GETTING INTO A FLAP

It would seem from the Forum that you either love mudflaps or you hate them. And if you love them, then you may be accused of non-originality, at least as far as Series 1s are concerned. Well, if you live where I do, you love them — down a surfaced, but always-muddy lane. And mine is a working vehicle, not a concours one, so strict originality isn’t an issue.

Front flap
Front flap

   

Rear flap
Rear flap

Ever since we bought Fido (SXF870) some 40+ years ago, she’s had flaps — not just ‘official’ rear ones with the logo on that keep the rear body and the trailer clean, but also some rather ingenious front ones. A previous owner had welded angle irons to the front of the bolt-on chassis uprights that support the steering box, and a piece of conveyor belting hanging from those not only kept the doors a bit cleaner, but also did a lot to stop mud collecting in that vertical crevice between the bulkhead footwell pressing and the wing outer.

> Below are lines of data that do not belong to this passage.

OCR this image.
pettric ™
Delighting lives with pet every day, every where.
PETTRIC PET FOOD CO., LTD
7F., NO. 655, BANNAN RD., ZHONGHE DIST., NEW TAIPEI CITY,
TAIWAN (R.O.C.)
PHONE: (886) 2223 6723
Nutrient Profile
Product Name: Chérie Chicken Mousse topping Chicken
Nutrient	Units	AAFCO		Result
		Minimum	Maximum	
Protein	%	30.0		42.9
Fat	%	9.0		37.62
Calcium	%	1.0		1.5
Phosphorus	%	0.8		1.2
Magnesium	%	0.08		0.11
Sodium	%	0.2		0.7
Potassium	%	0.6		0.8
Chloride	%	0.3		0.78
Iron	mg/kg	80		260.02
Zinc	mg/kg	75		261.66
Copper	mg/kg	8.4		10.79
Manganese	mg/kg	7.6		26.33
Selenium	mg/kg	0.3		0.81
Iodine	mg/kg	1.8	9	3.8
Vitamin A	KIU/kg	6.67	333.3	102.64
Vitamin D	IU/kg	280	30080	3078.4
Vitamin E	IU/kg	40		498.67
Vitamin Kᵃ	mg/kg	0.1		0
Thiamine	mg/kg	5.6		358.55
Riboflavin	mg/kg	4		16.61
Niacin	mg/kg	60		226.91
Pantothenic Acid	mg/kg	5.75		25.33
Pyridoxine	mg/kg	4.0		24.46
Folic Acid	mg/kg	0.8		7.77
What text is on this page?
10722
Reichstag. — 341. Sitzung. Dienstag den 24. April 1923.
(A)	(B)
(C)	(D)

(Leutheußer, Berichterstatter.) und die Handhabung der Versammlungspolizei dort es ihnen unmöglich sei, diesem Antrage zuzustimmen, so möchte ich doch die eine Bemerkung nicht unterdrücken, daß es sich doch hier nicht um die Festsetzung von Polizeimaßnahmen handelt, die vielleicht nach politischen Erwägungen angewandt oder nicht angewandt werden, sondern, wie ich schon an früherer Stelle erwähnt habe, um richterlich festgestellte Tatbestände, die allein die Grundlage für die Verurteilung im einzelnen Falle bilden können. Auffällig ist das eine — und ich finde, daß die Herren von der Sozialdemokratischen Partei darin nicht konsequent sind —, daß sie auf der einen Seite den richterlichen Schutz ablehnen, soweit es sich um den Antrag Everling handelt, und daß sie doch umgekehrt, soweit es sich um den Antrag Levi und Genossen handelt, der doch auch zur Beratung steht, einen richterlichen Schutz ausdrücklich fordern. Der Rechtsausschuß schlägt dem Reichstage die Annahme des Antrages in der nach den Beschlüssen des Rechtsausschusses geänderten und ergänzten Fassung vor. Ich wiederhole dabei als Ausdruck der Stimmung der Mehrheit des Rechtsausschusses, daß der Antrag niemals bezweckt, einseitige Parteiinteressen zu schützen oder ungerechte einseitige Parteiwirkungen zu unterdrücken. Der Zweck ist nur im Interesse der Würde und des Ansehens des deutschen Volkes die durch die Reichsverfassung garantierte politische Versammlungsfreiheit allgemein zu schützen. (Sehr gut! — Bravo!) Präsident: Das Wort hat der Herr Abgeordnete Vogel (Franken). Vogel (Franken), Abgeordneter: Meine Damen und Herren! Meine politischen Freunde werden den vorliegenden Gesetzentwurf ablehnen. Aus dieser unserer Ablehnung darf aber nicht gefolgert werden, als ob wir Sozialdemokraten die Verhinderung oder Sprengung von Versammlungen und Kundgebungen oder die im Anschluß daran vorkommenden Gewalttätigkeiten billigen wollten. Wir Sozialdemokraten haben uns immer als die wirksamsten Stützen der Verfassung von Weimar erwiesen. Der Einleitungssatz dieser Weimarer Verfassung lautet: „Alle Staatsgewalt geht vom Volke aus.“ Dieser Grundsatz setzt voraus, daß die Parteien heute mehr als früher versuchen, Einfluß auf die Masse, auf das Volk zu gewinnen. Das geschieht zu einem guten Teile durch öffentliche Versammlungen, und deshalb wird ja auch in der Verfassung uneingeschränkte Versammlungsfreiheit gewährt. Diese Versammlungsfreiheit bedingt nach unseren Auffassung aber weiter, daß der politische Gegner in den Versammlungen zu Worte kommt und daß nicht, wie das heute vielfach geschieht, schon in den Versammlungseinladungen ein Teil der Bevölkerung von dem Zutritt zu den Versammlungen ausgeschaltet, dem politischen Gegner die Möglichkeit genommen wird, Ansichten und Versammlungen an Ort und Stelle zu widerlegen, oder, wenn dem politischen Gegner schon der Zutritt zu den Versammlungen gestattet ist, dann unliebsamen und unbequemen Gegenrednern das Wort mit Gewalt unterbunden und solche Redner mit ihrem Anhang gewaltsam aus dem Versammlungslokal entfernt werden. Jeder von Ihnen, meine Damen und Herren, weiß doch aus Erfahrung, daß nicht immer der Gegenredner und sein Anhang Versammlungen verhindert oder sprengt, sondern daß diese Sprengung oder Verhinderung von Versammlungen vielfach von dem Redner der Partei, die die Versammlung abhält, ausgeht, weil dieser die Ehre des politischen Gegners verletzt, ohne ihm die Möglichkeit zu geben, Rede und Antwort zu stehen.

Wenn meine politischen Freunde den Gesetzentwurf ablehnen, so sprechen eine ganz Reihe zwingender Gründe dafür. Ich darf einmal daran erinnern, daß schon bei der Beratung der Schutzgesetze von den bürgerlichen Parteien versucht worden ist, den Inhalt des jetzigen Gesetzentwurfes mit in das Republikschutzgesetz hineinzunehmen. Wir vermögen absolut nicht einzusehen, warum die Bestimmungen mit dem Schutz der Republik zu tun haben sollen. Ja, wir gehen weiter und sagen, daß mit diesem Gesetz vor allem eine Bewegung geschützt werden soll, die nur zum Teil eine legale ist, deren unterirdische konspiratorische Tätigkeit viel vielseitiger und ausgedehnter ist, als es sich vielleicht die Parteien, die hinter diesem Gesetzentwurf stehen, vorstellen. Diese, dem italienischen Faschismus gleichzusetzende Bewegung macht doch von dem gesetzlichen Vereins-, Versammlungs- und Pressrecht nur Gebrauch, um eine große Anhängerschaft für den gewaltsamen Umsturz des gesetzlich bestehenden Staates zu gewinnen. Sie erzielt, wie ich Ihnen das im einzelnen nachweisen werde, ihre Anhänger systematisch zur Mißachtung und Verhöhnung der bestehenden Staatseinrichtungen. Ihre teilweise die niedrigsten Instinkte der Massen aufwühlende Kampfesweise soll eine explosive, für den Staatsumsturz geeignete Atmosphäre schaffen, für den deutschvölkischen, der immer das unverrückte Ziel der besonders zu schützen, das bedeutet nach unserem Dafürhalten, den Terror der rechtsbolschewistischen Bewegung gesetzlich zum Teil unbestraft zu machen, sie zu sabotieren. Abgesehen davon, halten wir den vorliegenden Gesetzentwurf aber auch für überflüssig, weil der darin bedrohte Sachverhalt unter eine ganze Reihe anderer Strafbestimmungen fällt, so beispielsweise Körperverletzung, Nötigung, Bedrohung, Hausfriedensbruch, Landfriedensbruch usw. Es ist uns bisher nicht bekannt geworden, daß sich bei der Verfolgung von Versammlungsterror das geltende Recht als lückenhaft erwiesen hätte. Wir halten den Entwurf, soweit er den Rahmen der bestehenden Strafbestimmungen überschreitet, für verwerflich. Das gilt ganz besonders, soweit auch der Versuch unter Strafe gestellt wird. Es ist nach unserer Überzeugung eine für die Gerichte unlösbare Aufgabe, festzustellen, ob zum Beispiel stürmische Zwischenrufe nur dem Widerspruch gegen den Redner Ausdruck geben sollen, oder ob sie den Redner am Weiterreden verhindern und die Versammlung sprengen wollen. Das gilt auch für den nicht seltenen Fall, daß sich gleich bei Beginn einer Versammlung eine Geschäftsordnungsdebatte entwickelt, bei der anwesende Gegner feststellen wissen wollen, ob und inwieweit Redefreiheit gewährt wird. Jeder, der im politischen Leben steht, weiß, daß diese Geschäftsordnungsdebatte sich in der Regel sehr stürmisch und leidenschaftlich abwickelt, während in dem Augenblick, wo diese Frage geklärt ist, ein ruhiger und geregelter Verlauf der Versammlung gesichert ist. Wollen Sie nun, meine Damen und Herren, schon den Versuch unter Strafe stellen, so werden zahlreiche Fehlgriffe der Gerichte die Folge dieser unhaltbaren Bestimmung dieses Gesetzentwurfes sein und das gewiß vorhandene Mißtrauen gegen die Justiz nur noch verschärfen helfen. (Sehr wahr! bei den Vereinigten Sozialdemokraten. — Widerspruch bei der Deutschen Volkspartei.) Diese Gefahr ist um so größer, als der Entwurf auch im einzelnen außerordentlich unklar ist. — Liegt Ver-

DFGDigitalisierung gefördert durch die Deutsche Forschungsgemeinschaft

So when Fido received her new chassis, I was anxious to re-fit them. Having shortened them a little to overcome a worn and weak point, the rear ones were simple — just some 1½-inch (40mm) steel angle, cut to shape (to allow for the slope of the rear chassis ends), pre-drilled and then galved. A smear of Waxoyl on the face of the rubber where it was sandwiched between the irons, and the whole lot could be bolted together and offered up to the chassis.

Rear flap details
Rear flap details

   

Rear flaps installed
Rear flaps installed — the logos have since been repainted in yellow

But the front ones needed a bit more cunning. I didn’t want to burn the galv off my new chassis bits by welding the angles to them, so I took one of the scrap uprights and used it as a template. At the lower end are 3 bolt holes — 2 go to the chassis rail, and the top one supports the wing inner. I cut two metal plates to sit neatly inside the ribs of the extension, and marked the slotted holes. Now I could weld my angles to those plates, knowing that they would fix in place using existing bolts, without having to drill anything. After a visit to the galv bath, the ironwork could be mated to the rubber, and the whole lot installed in about half an hour.

Use old chassis upright as a template
Use old chassis upright as a template

   

3 slots match existing fittings
3 slots match existing fittings

Right-angle bar welded to plate before galvanising
Right-angle bar welded to plate before galvanising

   

Front flaps in place, without welding chassis
Front flaps in place, without welding chassis

The pictures possibly make it clearer. One thing to bear in mind is that the positioning of the left-hand bar must be decided first, as there’s not much clearance from the exhaust down-pipe. Once that’s been decided, make the right-hand one to match as a mirror image.